Un livre d’économie qui remet les pendules à l’heure

Pierre Cahuc et André Zylberberg, respectivement professeur à l’École Polytechnique (chercheur au CREST) et directeur de recherche au CNRS (membre de l’Ecole d’économie de Paris), veulent sortir les débats économiques médiatiques des sempiternels affrontements entre les « keynésiens » bon teint et les orthodoxes néo-classiques…



Les auteurs mettent en avant les acquis de la recherche économique appliquée relative aux problèmes sociaux et aux politiques publiques. En substance, la multiplication des recherches sur des problématiques précises permet désormais, comme dans le domaine des sciences exactes, de parvenir à des résultats scientifiques quasi définitifs. Et il est curieux, pour ne pas dire plus, relèvent les deux chercheurs, que ces résultats partagés sur le plan académique ne le soient pas dans le débat public où décideurs, analystes, universitaires et hommes politiques continuent de poursuivre des discours qui se veulent rationnels, mais sans l’apport de l’analyse expérimentale qui parvient souvent à valider des résultats contre-intuitifs.
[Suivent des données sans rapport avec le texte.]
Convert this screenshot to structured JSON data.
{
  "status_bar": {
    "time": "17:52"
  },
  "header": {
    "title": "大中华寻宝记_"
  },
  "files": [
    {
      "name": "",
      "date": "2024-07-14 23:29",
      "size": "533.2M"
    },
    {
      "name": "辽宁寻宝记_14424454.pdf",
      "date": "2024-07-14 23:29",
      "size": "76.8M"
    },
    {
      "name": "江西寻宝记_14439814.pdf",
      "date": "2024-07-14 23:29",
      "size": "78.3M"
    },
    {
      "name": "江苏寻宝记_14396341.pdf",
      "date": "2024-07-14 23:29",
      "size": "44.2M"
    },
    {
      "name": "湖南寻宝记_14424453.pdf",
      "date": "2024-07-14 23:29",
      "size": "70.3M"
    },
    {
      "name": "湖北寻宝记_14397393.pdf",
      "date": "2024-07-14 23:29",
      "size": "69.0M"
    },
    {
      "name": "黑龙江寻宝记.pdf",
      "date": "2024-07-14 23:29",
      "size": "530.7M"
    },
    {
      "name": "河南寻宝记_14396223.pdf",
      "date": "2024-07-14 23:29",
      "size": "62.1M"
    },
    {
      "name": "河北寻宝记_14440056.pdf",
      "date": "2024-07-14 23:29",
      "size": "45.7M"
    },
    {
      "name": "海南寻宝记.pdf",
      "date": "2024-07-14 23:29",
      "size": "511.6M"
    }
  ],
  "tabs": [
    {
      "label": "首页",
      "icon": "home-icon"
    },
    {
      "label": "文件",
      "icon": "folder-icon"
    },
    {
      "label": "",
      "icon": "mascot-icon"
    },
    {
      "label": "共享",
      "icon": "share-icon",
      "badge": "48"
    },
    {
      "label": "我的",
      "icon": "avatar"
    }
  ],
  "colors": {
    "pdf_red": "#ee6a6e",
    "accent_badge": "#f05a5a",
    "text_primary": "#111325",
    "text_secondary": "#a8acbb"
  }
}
DES ACQUIS QUI DEVRAIENT FAIRE CONSENSUS DANS LE DÉBAT

Les auteurs n’y vont pas par quatre chemins et ponctuent leur démonstration par de nombreux exemples, issus des résultats de la recherche expérimentale en science économique depuis cinquante ans. 
Cahuc et Zylberberg montrent que les recettes keynésiennes ne constituent en aucune façon un remède universel. Elles peuvent paraître justifiées lors des crises graves, lorsque les États en ont les moyens. En revanche, « l’accroissement des dépenses publiques n’est pas une panacée en toutes circonstances. Il faut en particulier que le tissu économique soit réactif pour que le succès soit au rendez-vous ». Dans le cas contraire, « dysfonctionnement des marchés financiers (…) du travail (…) une mauvaise gestion publique, (…) clientélisme politique (sans parler de la corruption) (…) sont autant d’obstacles à la réussite des politiques de relance keynésienne. » En outre, ces politiques nécessitent un réglage fin, donc des actions ciblées (infrastructures, transferts sociaux, etc.). Or ce n’est bien souvent pas le cas. « Les études disponibles plaident plutôt pour une grande précaution dans leur application ». En effet, passer exclusivement par le biais des dépenses publiques renvoie toujours à plus tard les réformes dites « structurelles » (réforme du marché du travail, etc.). Pour expliquer ce tropisme dépensier très en vogue chez les économistes « hétérodoxes », les auteurs évoquent le fait que « les remèdes keynésiens semblent indolores et universels. Les prescripteurs nous disent qu’il n’y a rien à changer dans le fonctionnement de notre économie ». Le problème, c’est que la thérapie douce ne suffit pas toujours et que la chirurgie lourde peut être plus efficace que cette dernière et permettre à une économie malade de remonter plus rapidement la pente. Ces éléments devraient être plus présents dans le débat public.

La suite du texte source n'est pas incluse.